J. Wang et al. report the involvements of mammalian target of rapamycin (mTOR) in the RVM, a key relay region for the descending pathway, in regulation of neuropathic pain. They show that phosphorylated mTOR protein increases mainly in RVM serotonergic spinally projecting neurons in the spared nerve injury (SNI) model. Infusion of rapamycin decreases both excitatory synaptic transmission and intrinsic excitability of serotonergic neurons, which may underlie the analgesic effects. These findings suggest a novel mechanism by which mTOR inhibitor causes analgesia.
The anterior cingulate cortex (ACC) is a heterogeneous brain region and is involved in regulation of pain, emotion, and sex attraction. Z.-X. Zuo et al. report that nerve ligation leads to AChE upregulation in the ACC. They have tested the analgesic effects of huperzine A, an alkaloid isolated from a Chinese club-moss, on evoked pain and spontaneous pain, and reported a significant analgesic effect on evoked pain but not spontaneous pain, indicating a specific role of AChE in regulation of evoked pain.

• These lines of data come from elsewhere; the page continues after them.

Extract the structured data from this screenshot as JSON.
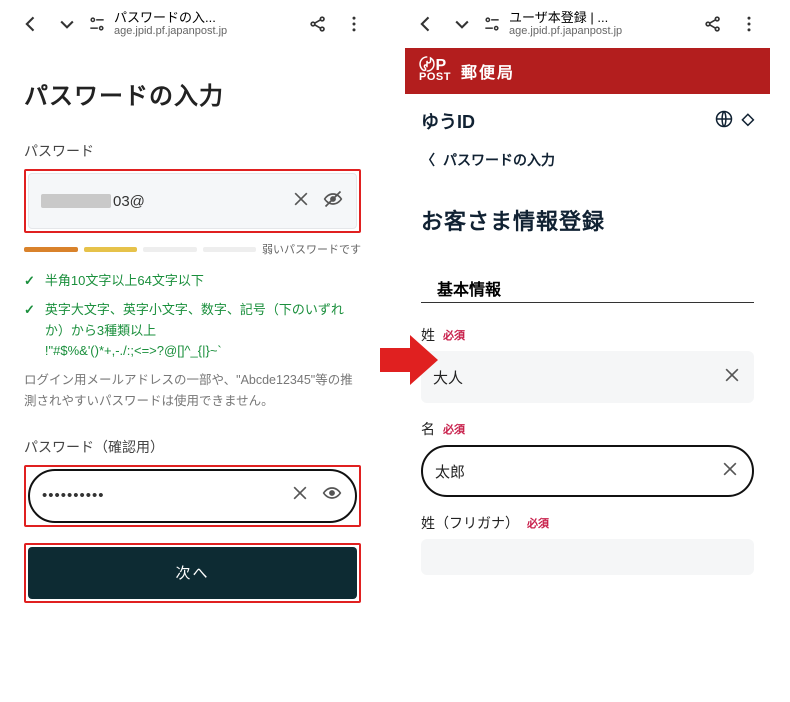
{
  "left": {
    "browser": {
      "title": "パスワードの入...",
      "host": "age.jpid.pf.japanpost.jp"
    },
    "page_title": "パスワードの入力",
    "password_label": "パスワード",
    "password_suffix": "03@",
    "strength_text": "弱いパスワードです",
    "rules": [
      "半角10文字以上64文字以下",
      "英字大文字、英字小文字、数字、記号（下のいずれか）から3種類以上\n!\"#$%&'()*+,-./:;<=>?@[]^_{|}~`"
    ],
    "note": "ログイン用メールアドレスの一部や、\"Abcde12345\"等の推測されやすいパスワードは使用できません。",
    "confirm_label": "パスワード（確認用）",
    "confirm_value": "••••••••••",
    "next_label": "次へ"
  },
  "right": {
    "browser": {
      "title": "ユーザ本登録 | ...",
      "host": "age.jpid.pf.japanpost.jp"
    },
    "brand": "郵便局",
    "service": "ゆうID",
    "breadcrumb": "パスワードの入力",
    "section_title": "お客さま情報登録",
    "sub_section": "基本情報",
    "required": "必須",
    "fields": {
      "sei": {
        "label": "姓",
        "value": "大人"
      },
      "mei": {
        "label": "名",
        "value": "太郎"
      },
      "sei_kana": {
        "label": "姓（フリガナ）",
        "value": ""
      }
    }
  }
}
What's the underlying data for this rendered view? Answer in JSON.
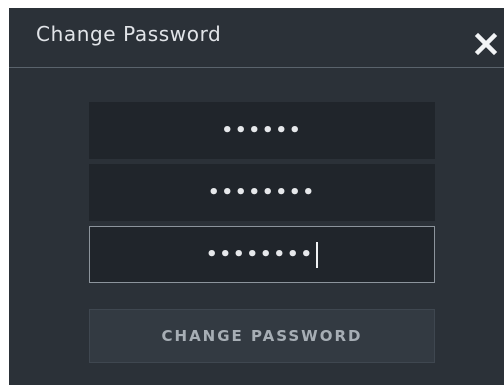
{
  "dialog": {
    "title": "Change Password",
    "close_icon": "close-icon"
  },
  "fields": {
    "current_password": "••••••",
    "new_password": "••••••••",
    "confirm_password": "••••••••"
  },
  "button": {
    "label": "CHANGE PASSWORD"
  },
  "colors": {
    "dialog_bg": "#2b3138",
    "field_bg": "#20252b",
    "button_bg": "#333a42",
    "text": "#e1e4e8",
    "button_text": "#a7aeb5"
  }
}
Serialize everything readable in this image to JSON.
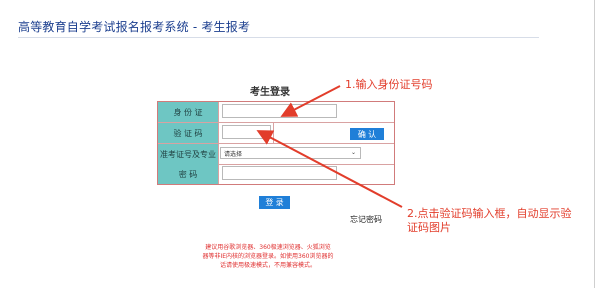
{
  "header": {
    "title": "高等教育自学考试报名报考系统 - 考生报考"
  },
  "login": {
    "title": "考生登录",
    "fields": {
      "id_label": "身 份 证",
      "captcha_label": "验 证 码",
      "captcha_button": "确 认",
      "exam_label": "准考证号及专业",
      "exam_select_value": "请选择",
      "password_label": "密 码"
    },
    "submit_label": "登 录",
    "forgot_label": "忘记密码",
    "notice_line1": "建议用谷歌浏览器、360极速浏览器、火狐浏览",
    "notice_line2": "器等非IE内核的浏览器登录。如使用360浏览器的",
    "notice_line3": "话请使用极速模式，不用兼容模式。"
  },
  "annotations": {
    "note1": "1.输入身份证号码",
    "note2": "2.点击验证码输入框，自动显示验证码图片",
    "color": "#e23d2b"
  },
  "colors": {
    "accent": "#1f7fd8",
    "label_bg": "#6ec6c3",
    "title": "#1c3f8f",
    "notice": "#e03030"
  }
}
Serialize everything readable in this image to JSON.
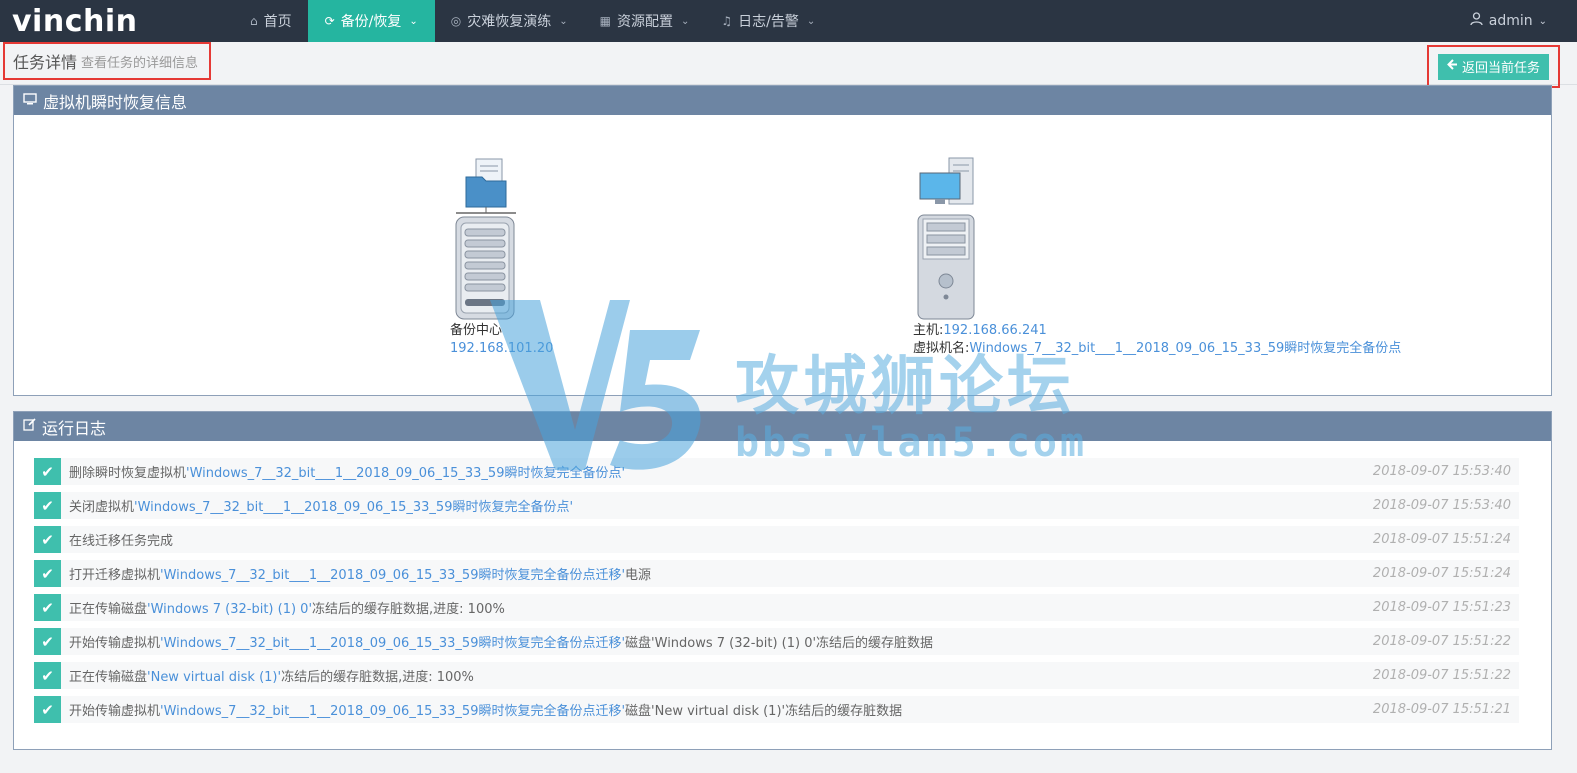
{
  "app": {
    "logo": "vinchin"
  },
  "nav": {
    "items": [
      {
        "label": "首页",
        "icon": "home-icon",
        "active": false,
        "has_dropdown": false
      },
      {
        "label": "备份/恢复",
        "icon": "refresh-icon",
        "active": true,
        "has_dropdown": true
      },
      {
        "label": "灾难恢复演练",
        "icon": "target-icon",
        "active": false,
        "has_dropdown": true
      },
      {
        "label": "资源配置",
        "icon": "grid-icon",
        "active": false,
        "has_dropdown": true
      },
      {
        "label": "日志/告警",
        "icon": "bell-icon",
        "active": false,
        "has_dropdown": true
      }
    ],
    "user": "admin"
  },
  "subheader": {
    "title": "任务详情",
    "subtitle": "查看任务的详细信息",
    "back_button": "返回当前任务"
  },
  "info_panel": {
    "title": "虚拟机瞬时恢复信息",
    "backup_center": {
      "label": "备份中心",
      "ip": "192.168.101.20"
    },
    "host": {
      "host_label": "主机:",
      "host_ip": "192.168.66.241",
      "vm_label": "虚拟机名:",
      "vm_name": "Windows_7__32_bit___1__2018_09_06_15_33_59瞬时恢复完全备份点"
    }
  },
  "log_panel": {
    "title": "运行日志",
    "entries": [
      {
        "prefix": "删除瞬时恢复虚拟机",
        "highlight": "'Windows_7__32_bit___1__2018_09_06_15_33_59瞬时恢复完全备份点'",
        "suffix": "",
        "time": "2018-09-07 15:53:40"
      },
      {
        "prefix": "关闭虚拟机",
        "highlight": "'Windows_7__32_bit___1__2018_09_06_15_33_59瞬时恢复完全备份点'",
        "suffix": "",
        "time": "2018-09-07 15:53:40"
      },
      {
        "prefix": "在线迁移任务完成",
        "highlight": "",
        "suffix": "",
        "time": "2018-09-07 15:51:24"
      },
      {
        "prefix": "打开迁移虚拟机",
        "highlight": "'Windows_7__32_bit___1__2018_09_06_15_33_59瞬时恢复完全备份点迁移'",
        "suffix": "电源",
        "time": "2018-09-07 15:51:24"
      },
      {
        "prefix": "正在传输磁盘",
        "highlight": "'Windows 7 (32-bit) (1) 0'",
        "suffix": "冻结后的缓存脏数据,进度: 100%",
        "time": "2018-09-07 15:51:23"
      },
      {
        "prefix": "开始传输虚拟机",
        "highlight": "'Windows_7__32_bit___1__2018_09_06_15_33_59瞬时恢复完全备份点迁移'",
        "suffix": "磁盘'Windows 7 (32-bit) (1) 0'冻结后的缓存脏数据",
        "time": "2018-09-07 15:51:22"
      },
      {
        "prefix": "正在传输磁盘",
        "highlight": "'New virtual disk (1)'",
        "suffix": "冻结后的缓存脏数据,进度: 100%",
        "time": "2018-09-07 15:51:22"
      },
      {
        "prefix": "开始传输虚拟机",
        "highlight": "'Windows_7__32_bit___1__2018_09_06_15_33_59瞬时恢复完全备份点迁移'",
        "suffix": "磁盘'New virtual disk (1)'冻结后的缓存脏数据",
        "time": "2018-09-07 15:51:21"
      }
    ]
  },
  "watermark": {
    "line1": "攻城狮论坛",
    "line2": "bbs.vlan5.com"
  },
  "colors": {
    "nav_bg": "#2b3543",
    "accent": "#25b5a0",
    "panel_header": "#6d85a3",
    "link": "#4a90d9",
    "highlight_border": "#e53935"
  }
}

We are pleased to introduce this special issue that focuses on the maladaptive plasticity in the pain pathway, in both PNS and CNS. It is becoming clear that pain-related maladaptive changes can occur at a cellular level such as alteration of synaptic transmission and at a molecular level such as the dysregulation of various signaling pathways. The studies collected in this issue will help elucidate the pathogenic mechanism of neuropathic pain and facilitate the development of novel strategies for the pain treatments.
We would like to thank all authors and reviewers for their essential contribution to this special issue.